O Crescimento do poder de compra de pais ainda comercialmente pudicos deixou um espaço orçamental significativo capaz de dar asas à uma relação privilegiada entre criadores e consumidores da birra. Os videojogos nascem precisamente nessa altura e são rapidamente direcionados para a função de brinquedo sofisticado. Engana-se quem vê isso como algo vergonhoso. É um elogio.

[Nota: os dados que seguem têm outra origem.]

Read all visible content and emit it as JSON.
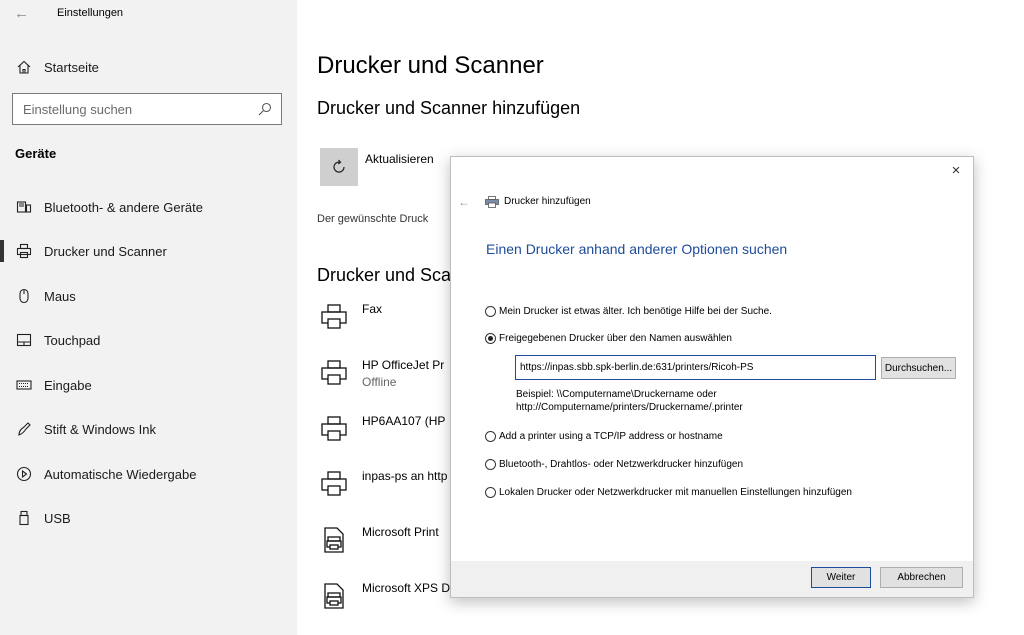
{
  "window": {
    "back_arrow": "←",
    "title": "Einstellungen"
  },
  "sidebar": {
    "home_label": "Startseite",
    "search_placeholder": "Einstellung suchen",
    "section_heading": "Geräte",
    "items": [
      {
        "label": "Bluetooth- & andere Geräte",
        "icon": "bluetooth-devices-icon"
      },
      {
        "label": "Drucker und Scanner",
        "icon": "printer-icon",
        "selected": true
      },
      {
        "label": "Maus",
        "icon": "mouse-icon"
      },
      {
        "label": "Touchpad",
        "icon": "touchpad-icon"
      },
      {
        "label": "Eingabe",
        "icon": "keyboard-icon"
      },
      {
        "label": "Stift & Windows Ink",
        "icon": "pen-icon"
      },
      {
        "label": "Automatische Wiedergabe",
        "icon": "autoplay-icon"
      },
      {
        "label": "USB",
        "icon": "usb-icon"
      }
    ]
  },
  "main": {
    "page_title": "Drucker und Scanner",
    "add_title": "Drucker und Scanner hinzufügen",
    "refresh_label": "Aktualisieren",
    "description": "Der gewünschte Druck",
    "list_title": "Drucker und Sca",
    "printers": [
      {
        "name": "Fax",
        "status": ""
      },
      {
        "name": "HP OfficeJet Pr",
        "status": "Offline"
      },
      {
        "name": "HP6AA107 (HP",
        "status": ""
      },
      {
        "name": "inpas-ps an http",
        "status": ""
      },
      {
        "name": "Microsoft Print",
        "status": ""
      },
      {
        "name": "Microsoft XPS D",
        "status": ""
      }
    ]
  },
  "dialog": {
    "close": "×",
    "back": "←",
    "title": "Drucker hinzufügen",
    "heading": "Einen Drucker anhand anderer Optionen suchen",
    "options": [
      {
        "label": "Mein Drucker ist etwas älter. Ich benötige Hilfe bei der Suche.",
        "checked": false
      },
      {
        "label": "Freigegebenen Drucker über den Namen auswählen",
        "checked": true
      },
      {
        "label": "Add a printer using a TCP/IP address or hostname",
        "checked": false
      },
      {
        "label": "Bluetooth-, Drahtlos- oder Netzwerkdrucker hinzufügen",
        "checked": false
      },
      {
        "label": "Lokalen Drucker oder Netzwerkdrucker mit manuellen Einstellungen hinzufügen",
        "checked": false
      }
    ],
    "url_value": "https://inpas.sbb.spk-berlin.de:631/printers/Ricoh-PS",
    "browse_label": "Durchsuchen...",
    "example_line1": "Beispiel: \\\\Computername\\Druckername oder",
    "example_line2": "http://Computername/printers/Druckername/.printer",
    "next_label": "Weiter",
    "cancel_label": "Abbrechen"
  },
  "colors": {
    "accent": "#1e4b9a",
    "sidebar_bg": "#f2f2f2",
    "refresh_tile": "#cfcfcf"
  }
}
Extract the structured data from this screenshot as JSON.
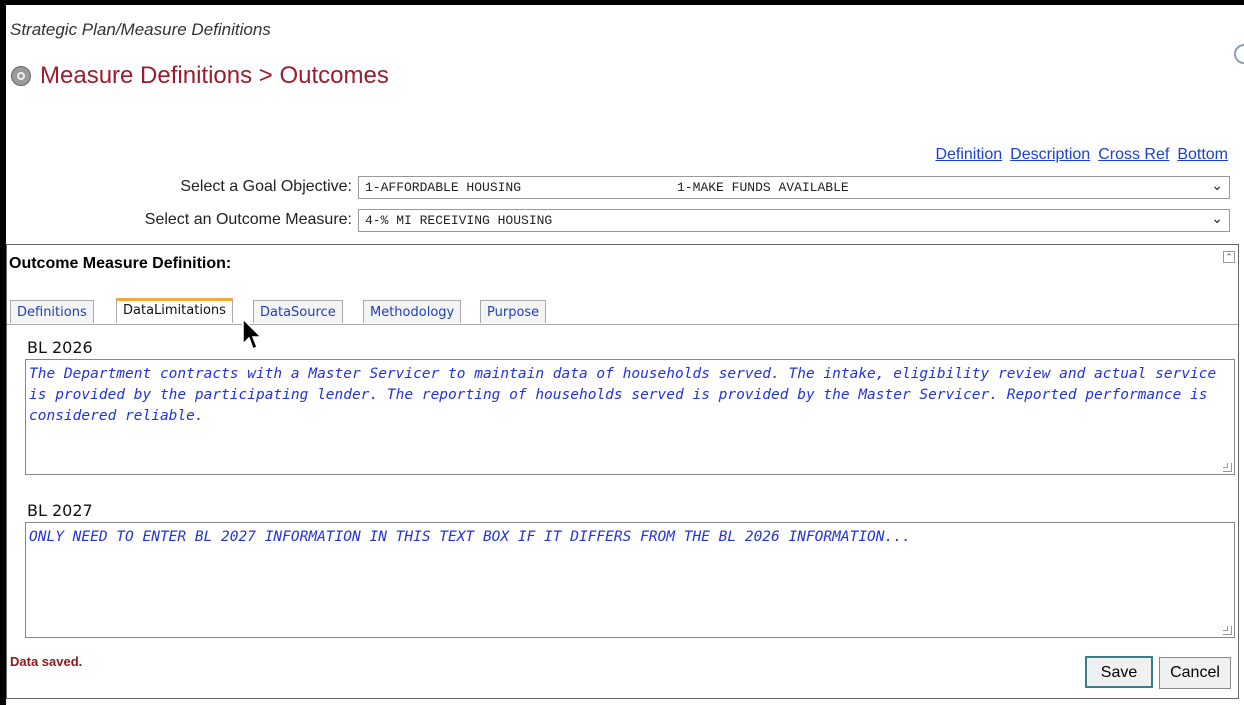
{
  "breadcrumb": "Strategic Plan/Measure Definitions",
  "page_title": "Measure Definitions > Outcomes",
  "nav_links": [
    "Definition",
    "Description",
    "Cross Ref",
    "Bottom"
  ],
  "goal_objective": {
    "label": "Select a Goal Objective:",
    "value": "1-AFFORDABLE HOUSING                    1-MAKE FUNDS AVAILABLE"
  },
  "outcome_measure": {
    "label": "Select an Outcome Measure:",
    "value": "4-% MI RECEIVING HOUSING"
  },
  "panel": {
    "title": "Outcome Measure Definition:",
    "tabs": [
      {
        "label": "Definitions",
        "active": false
      },
      {
        "label": "DataLimitations",
        "active": true
      },
      {
        "label": "DataSource",
        "active": false
      },
      {
        "label": "Methodology",
        "active": false
      },
      {
        "label": "Purpose",
        "active": false
      }
    ],
    "bl2026": {
      "label": "BL 2026",
      "text": "The Department contracts with a Master Servicer to maintain data of households served. The intake, eligibility review and actual service is provided by the participating lender. The reporting of households served is provided by the Master Servicer. Reported performance is considered reliable."
    },
    "bl2027": {
      "label": "BL 2027",
      "text": "ONLY NEED TO ENTER BL 2027 INFORMATION IN THIS TEXT BOX IF IT DIFFERS FROM THE BL 2026 INFORMATION..."
    },
    "status": "Data saved.",
    "save_label": "Save",
    "cancel_label": "Cancel"
  },
  "colors": {
    "title": "#9b1c2e",
    "link": "#1a3fd6",
    "textarea_text": "#2233dd",
    "active_tab_accent": "#f4a83a",
    "status": "#8b1a1a"
  }
}
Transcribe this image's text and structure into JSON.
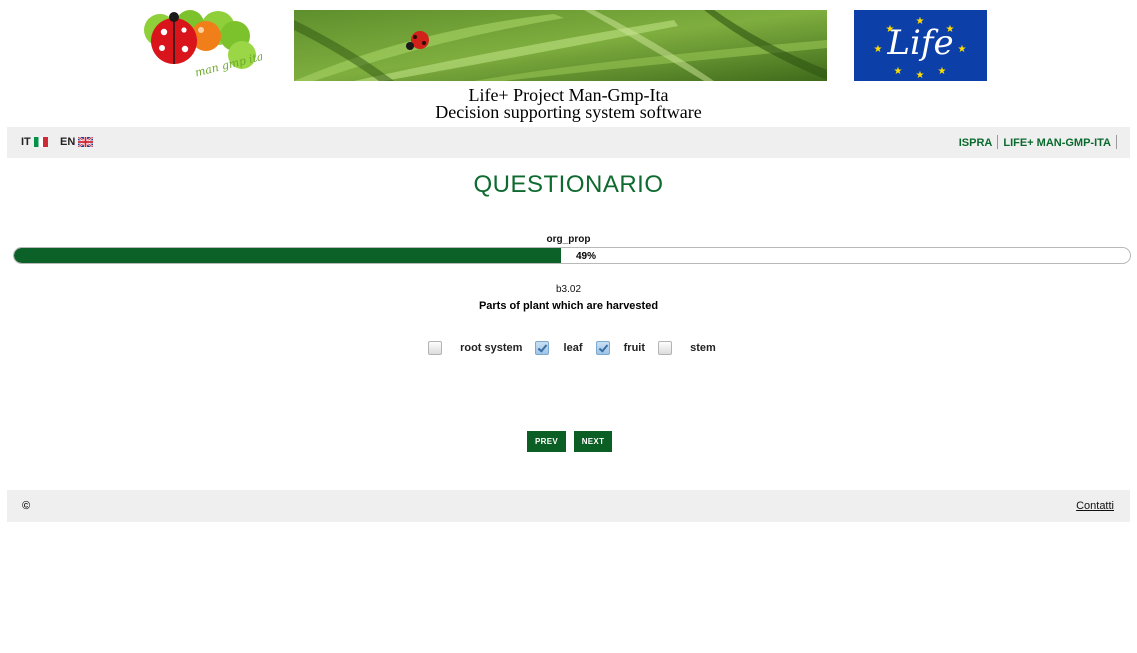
{
  "header": {
    "logo_text": "man gmp ita",
    "eu_logo_text": "Life",
    "title_line1": "Life+ Project Man-Gmp-Ita",
    "title_line2": "Decision supporting system software"
  },
  "nav": {
    "lang_it": "IT",
    "lang_en": "EN",
    "links": [
      "ISPRA",
      "LIFE+ MAN-GMP-ITA"
    ]
  },
  "questionnaire": {
    "title": "QUESTIONARIO",
    "section": "org_prop",
    "progress_percent": 49,
    "progress_label": "49%",
    "question_code": "b3.02",
    "question_text": "Parts of plant which are harvested",
    "options": [
      {
        "label": "root system",
        "checked": false
      },
      {
        "label": "leaf",
        "checked": true
      },
      {
        "label": "fruit",
        "checked": true
      },
      {
        "label": "stem",
        "checked": false
      }
    ],
    "prev_label": "PREV",
    "next_label": "NEXT"
  },
  "footer": {
    "copyright": "©",
    "contact_link": "Contatti"
  },
  "colors": {
    "brand_green": "#0f6a2f",
    "progress_green": "#0b6127",
    "button_green": "#0b5e24",
    "eu_blue": "#0c3fa8",
    "bar_gray": "#efefef"
  },
  "icons": [
    "ladybug-logo-icon",
    "italy-flag-icon",
    "uk-flag-icon",
    "eu-life-logo-icon",
    "checkbox-icon"
  ]
}
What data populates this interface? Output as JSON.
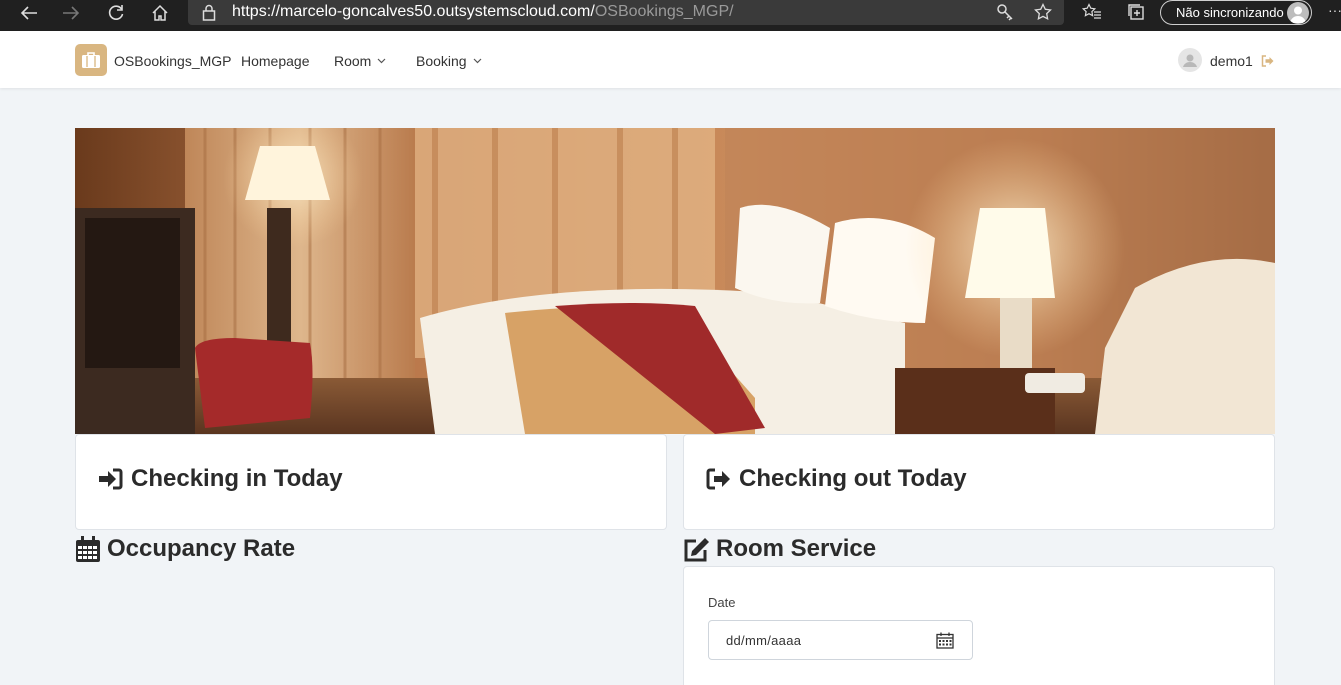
{
  "browser": {
    "url_main": "https://marcelo-goncalves50.outsystemscloud.com/",
    "url_path": "OSBookings_MGP/",
    "sync_label": "Não sincronizando"
  },
  "header": {
    "app_name": "OSBookings_MGP",
    "menu": [
      {
        "label": "Homepage"
      },
      {
        "label": "Room"
      },
      {
        "label": "Booking"
      }
    ],
    "user_name": "demo1"
  },
  "cards": {
    "checkin_title": "Checking in Today",
    "checkout_title": "Checking out Today"
  },
  "sections": {
    "occupancy_title": "Occupancy Rate",
    "room_service_title": "Room Service"
  },
  "room_service": {
    "date_label": "Date",
    "date_placeholder": "dd/mm/aaaa"
  },
  "colors": {
    "accent": "#d9b681",
    "background": "#f1f4f7",
    "browser_bar": "#202020"
  },
  "icons": {
    "checkin": "sign-in-icon",
    "checkout": "sign-out-icon",
    "occupancy": "calendar-icon",
    "room_service": "edit-icon"
  }
}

Tartarugas Ninjas, Transformers, Dartacães e mais umas quantas macacadas nunca teriam tido a possibilidade de existir ou pelo menos criar o mesmo impacto nos dias de hoje. Criar para os miúdos é assinar um compromisso onde a diversão e novidade são elementos essenciais. Criar para adultos ou criar para crianças com o compromisso da aprovação adulta resulta demasiadas vezes na reformulação higiénica de algo que já existiu.

O Primeiro Império

A força do nosso movimento terá sido demasiado grande para preservar a beleza caótica da inovação pelo gosto dos mais novos. Numa sociedade onde a transição etária envolve pouco mais do que um magro poder de compra e uma necessidade compulsiva de consumir, tardamos em desertar o nosso lugar de putos trocando a aspiração de tipo com BM pela de filho do dono de uma Centroxogo. Arrastamos toda uma indústria connosco, monopolizando as temáticas e deixando para os mais novos o lado rasca de um mercado anónimo que poderá vir-se a tornar o “gaming” do futuro. Tal como um puto a ver um youtuber-dono exclusivo do comando, a participação desejada reduz-se ao de espetador passivo. No entanto é com estes mesmos miúdos que se enchem pavilhões em troca de migalhas: O potencial económico da infância mantém-se apesar de tudo inalterado.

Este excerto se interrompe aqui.